We know that there are two different creation stories in Genesis, written by different men from different traditions about 500 years apart, who use two different names for God and two different styles of language, about like the difference between 17th century English and modern English. If we understand them to be allegory, that’s not an issue at all. If we insist they are both historically factual then that creates all sorts of questions, many of which have no good answers.
I try to keep an open mind and not adhere to details that are not really that important in the big picture.
This topic remind me of two of my favorite quotes from St Augustine.
“In matters that are obscure and far beyond our vision, even in such as we may find treated in Holy Scripture, different interpretations are sometimes possible without prejudice to the faith we have received. In such a case we should not rush in headlong and so firmly take our stand on one side that, if further progress in the search for truth justly undermines this position, we too fall with it. That would be to battle not for the teaching of Holy Scripture but for our own, wishing its teaching to conform to ours, whereas we ought to wish ours to conform to that [the truest meaning] of Sacred Scripture.” - St. Augustine, The Literal Meaning of Genesis, Book 1:37, AD 401-415.

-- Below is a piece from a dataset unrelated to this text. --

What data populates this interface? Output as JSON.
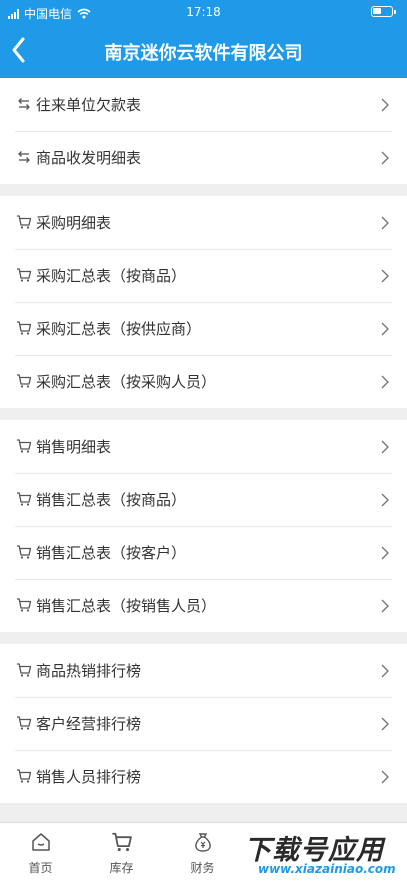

"Now, it is a disgraceful and dangerous thing for an infidel to hear a Christian, presumably giving the meaning of Holy Scripture, talking nonsense on these topics [creation and natural history]; and we should all take means to prevent such an embarrassing situation, in which people show up vast ignorance in a Christian and laugh it to scorn. The shame is not so much that an ignorant individual is derided, but that people outside the household of the faith think our sacred writers held such opinions, and, to the great loss of those for whose salvation we toil, the writers of our Scripture are criticized and rejected as unlearned men. If they find a Christian mistaken in a field which they themselves know well and hear him maintaining his foolish opinions about our books [the bible], how are they going to believe those books in matters concerning the resurrection of the dead, the hope of eternal life, and the kingdom of heaven, when they think their pages are full of falsehoods on facts which they themselves have learnt from experience and the light of reason?
“Reckless and incompetent expounders of Holy Scripture bring untold trouble and sorrow on their wiser brethren when they are caught in one of their mischievous false opinions and are taken to task by those who are not bound by the authority of our sacred books. For then, to defend their utterly foolish and obviously untrue statements, they will try to call upon the Holy Scripture for proof and even recite from memory many passages which they think support their position, although they understand neither what they say nor the things about which they make assertion.” - St. Augustine, The Literal Meaning of Genesis, Book 1:39, AD 401-415.